A generation of stockbrokers and individual investors for whom Martin Zweig represented the wisdom of Wall Street are mourning the stock market legend’s passing on Monday at the age of 70.
Before the era of all stocks, all the time on CNBC and various Internet channels, there was PBS’ Wall Street Week with Louis Rukeyser, where Zweig (left) was a frequent guest starting in the 1970s, admired for his deep technical analysis of markets.
It was on Rukeyser’s show one Friday in October 1987 that Zweig made his most famous call, predicting a market crash, which occurred the very next trading day, Monday, Oct. 17.
The Dow plunged 508 points, a 23% decline and an apparent vindication of a technical indicator Zweig developed called the put-call ratio.

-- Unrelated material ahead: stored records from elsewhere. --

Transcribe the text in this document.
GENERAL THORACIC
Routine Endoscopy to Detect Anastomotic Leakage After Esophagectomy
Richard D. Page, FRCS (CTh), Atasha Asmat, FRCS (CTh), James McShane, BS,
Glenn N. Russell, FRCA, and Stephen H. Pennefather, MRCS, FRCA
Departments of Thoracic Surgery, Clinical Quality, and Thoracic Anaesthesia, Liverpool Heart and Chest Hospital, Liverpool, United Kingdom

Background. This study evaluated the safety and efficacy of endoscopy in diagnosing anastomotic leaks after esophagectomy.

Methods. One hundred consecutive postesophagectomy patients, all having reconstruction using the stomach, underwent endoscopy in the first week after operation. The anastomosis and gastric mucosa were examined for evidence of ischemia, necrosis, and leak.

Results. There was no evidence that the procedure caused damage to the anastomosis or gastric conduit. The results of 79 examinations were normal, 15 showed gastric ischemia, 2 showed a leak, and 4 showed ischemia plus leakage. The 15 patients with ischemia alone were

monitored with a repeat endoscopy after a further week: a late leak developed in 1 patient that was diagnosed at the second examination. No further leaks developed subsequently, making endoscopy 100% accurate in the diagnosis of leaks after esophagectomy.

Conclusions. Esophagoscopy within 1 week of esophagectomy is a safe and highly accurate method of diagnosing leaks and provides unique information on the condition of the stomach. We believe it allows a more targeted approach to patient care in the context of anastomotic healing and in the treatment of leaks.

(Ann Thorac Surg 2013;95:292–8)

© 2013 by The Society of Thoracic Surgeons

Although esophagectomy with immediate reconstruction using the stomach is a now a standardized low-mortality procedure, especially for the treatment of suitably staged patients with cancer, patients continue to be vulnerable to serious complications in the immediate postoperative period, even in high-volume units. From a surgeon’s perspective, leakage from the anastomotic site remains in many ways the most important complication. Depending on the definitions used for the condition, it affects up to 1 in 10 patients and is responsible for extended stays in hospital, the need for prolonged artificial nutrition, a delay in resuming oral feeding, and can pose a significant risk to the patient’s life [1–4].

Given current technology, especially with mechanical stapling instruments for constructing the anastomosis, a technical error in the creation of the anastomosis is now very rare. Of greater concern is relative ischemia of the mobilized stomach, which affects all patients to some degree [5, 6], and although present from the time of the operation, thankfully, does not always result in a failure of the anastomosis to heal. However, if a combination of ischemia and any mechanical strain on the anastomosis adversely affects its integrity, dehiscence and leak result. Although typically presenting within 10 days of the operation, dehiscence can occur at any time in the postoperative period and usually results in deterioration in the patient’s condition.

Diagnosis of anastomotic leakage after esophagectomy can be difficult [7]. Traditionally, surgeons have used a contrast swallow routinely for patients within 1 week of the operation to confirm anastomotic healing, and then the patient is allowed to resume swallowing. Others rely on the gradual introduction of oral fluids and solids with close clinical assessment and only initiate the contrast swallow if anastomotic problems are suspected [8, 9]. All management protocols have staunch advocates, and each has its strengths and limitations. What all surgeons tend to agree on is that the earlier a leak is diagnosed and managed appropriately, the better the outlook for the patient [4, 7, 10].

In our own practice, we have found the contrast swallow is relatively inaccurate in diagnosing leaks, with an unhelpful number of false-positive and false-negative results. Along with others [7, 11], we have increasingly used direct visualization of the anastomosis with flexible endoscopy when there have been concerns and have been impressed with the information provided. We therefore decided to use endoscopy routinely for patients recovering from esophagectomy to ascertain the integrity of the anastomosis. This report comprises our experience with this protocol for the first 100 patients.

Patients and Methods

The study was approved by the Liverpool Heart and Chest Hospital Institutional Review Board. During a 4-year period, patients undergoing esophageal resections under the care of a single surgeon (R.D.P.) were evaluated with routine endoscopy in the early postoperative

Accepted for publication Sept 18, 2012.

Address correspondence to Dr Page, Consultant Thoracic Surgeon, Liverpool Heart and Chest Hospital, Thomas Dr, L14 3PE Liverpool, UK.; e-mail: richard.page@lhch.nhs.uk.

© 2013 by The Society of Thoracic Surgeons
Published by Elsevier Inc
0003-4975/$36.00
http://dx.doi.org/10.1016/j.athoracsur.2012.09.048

The successful call boosted interest in his Zweig Forecast newsletter, which the Cleveland native and New York and Miami resident had been writing since 1971 and which Hulbert Financial Digest ranked No. 1 during the 15 years it was monitored.
Zweig, a Ph.D in finance, had also written books, such as “Winning on Wall Street” (1986), and launched two closed-end funds.
The market maven coined a bit of Wall Street wisdom that investors, especially recently, have ignored at their peril: “Don’t fight the Fed,” he said, meaning that declining interest rates were going to lift stock prices. “Don’t fight the tape” was another Zweig dictum, meaning that going against a market trend is dangerous to one’s portfolio.
Together with partner Joseph DiMenna Jr., Zweig managed hedge funds that pioneered the now widely used long-short strategy that involves simultaneously buying equities expected to outperform while shorting those expected to decrease in value.
Zweig served on the board of his alma mater Wharton School of Business, and was active in other charities as well. He is survived by his wife, Barbara, and two sons, Zack and Alex.